CM . . .
. Volume XII Number 4 . . . .October 14, 2005
Kathy Kacer recreates post-World War II Toronto in Margit: A Bit of Love and a Bit of Luck. She describes the complicated situation of the new immigrant child—almost ashamed of the old customs and language of her parents but faced with the difficult demands of the new world.
Margit is a 12-year old Jewish-Czech girl, who, with her pregnant mother, escaped Hitler's clutches in 1944. They began a new life in a tiny apartment above a shop in the teeming milieu of Kensington Market. When Margit's brother, Jack, is born, he becomes the first Canadian citizen in their family.
The pressure Margit feels to do well in school reflects the expectation that Jewish families had, among other immigrant groups. Education was seen as the key to success, and children were not to waste the opportunity. Margit does well in all subjects, except science, which has terms that confound her. She conceals her troubles as her father, who has survived the war, joins his family in Canada.

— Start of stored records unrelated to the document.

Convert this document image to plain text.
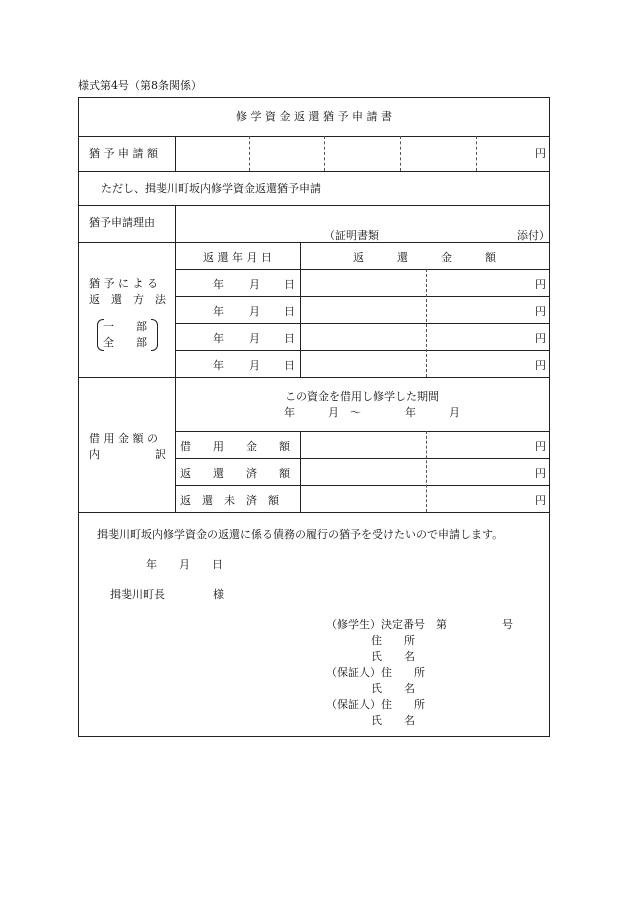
様式第4号（第8条関係）
修 学 資 金 返 還 猶 予 申 請 書
猶 予 申 請 額	円
ただし、揖斐川町坂内修学資金返還猶予申請
猶予申請理由
（証明書類	添付）
猶 予 に よ る
返　還　方　法
一　　部
全　　部
返 還 年 月 日	返　　　還　　　金　　　額
年 月 日	円
年 月 日	円
年 月 日	円
年 月 日	円
借 用 金 額 の
内　　　　　訳
この資金を借用し修学した期間
年　　　月　〜　　　　年　　　月
借　　用　　金　　額	円
返　　還　　済　　額	円
返　還　未　済　額	円
揖斐川町坂内修学資金の返還に係る債務の履行の猶予を受けたいので申請します。
年　　月　　日
揖斐川町長	様
（修学生）決定番号　第	号
住　　所
氏　　名
（保証人）住　　所
氏　　名
（保証人）住　　所
氏　　名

Mr. Freed is a problematic character, both for Margit and for the book. Margit has changed greatly in just the one and a half years that they have been separated. Now she must try to relate to an Old Country father who has also had experiences she cannot imagine. Many Holocaust survivors did not speak for many years about what they experienced at the hands of the Nazis, although in unguarded moments, such as dreams, it was clear that they were hiding terrible memories. Mr. Freed is one of those. But because this is such a short novel, Mr. Freed's character is not elaborated adequately to allow the reader to understand why he is the way he is.
Perhaps Kacer and the publishers want to spare young children the gruesome reality of Hitler's genocide of the Jews. But the truth of such terrible events needs to be acknowledged, especially if we want our youth to learn the lessons of history. Anti-Semitism pervaded European society and was a prominent element in Canadian foreign policy at the time as well. There are only allusions to this in the introduction, but a child will not understand the unexplained reference to the Prime Minister who wanted to exclude Jews from entering the country.
Readers would also appreciate the emphasis Margit's parents put on her to do well in school if more information about the situation in Europe was provided. The unexplained issues that swirl in this book mean that Margit spends much of the book in internal turmoil.
Margit does overcome her negative feelings and is drawn into the circle of love that her family provides. They are certain to make progress because of their loyalty to each other and their determination.
This volume of the "Margit" series is not as successful in educating young readers as was the first book, Home Free.
Recommended with reservations.
Harriet Zaidman is a teacher-librarian in Winnipeg, MB.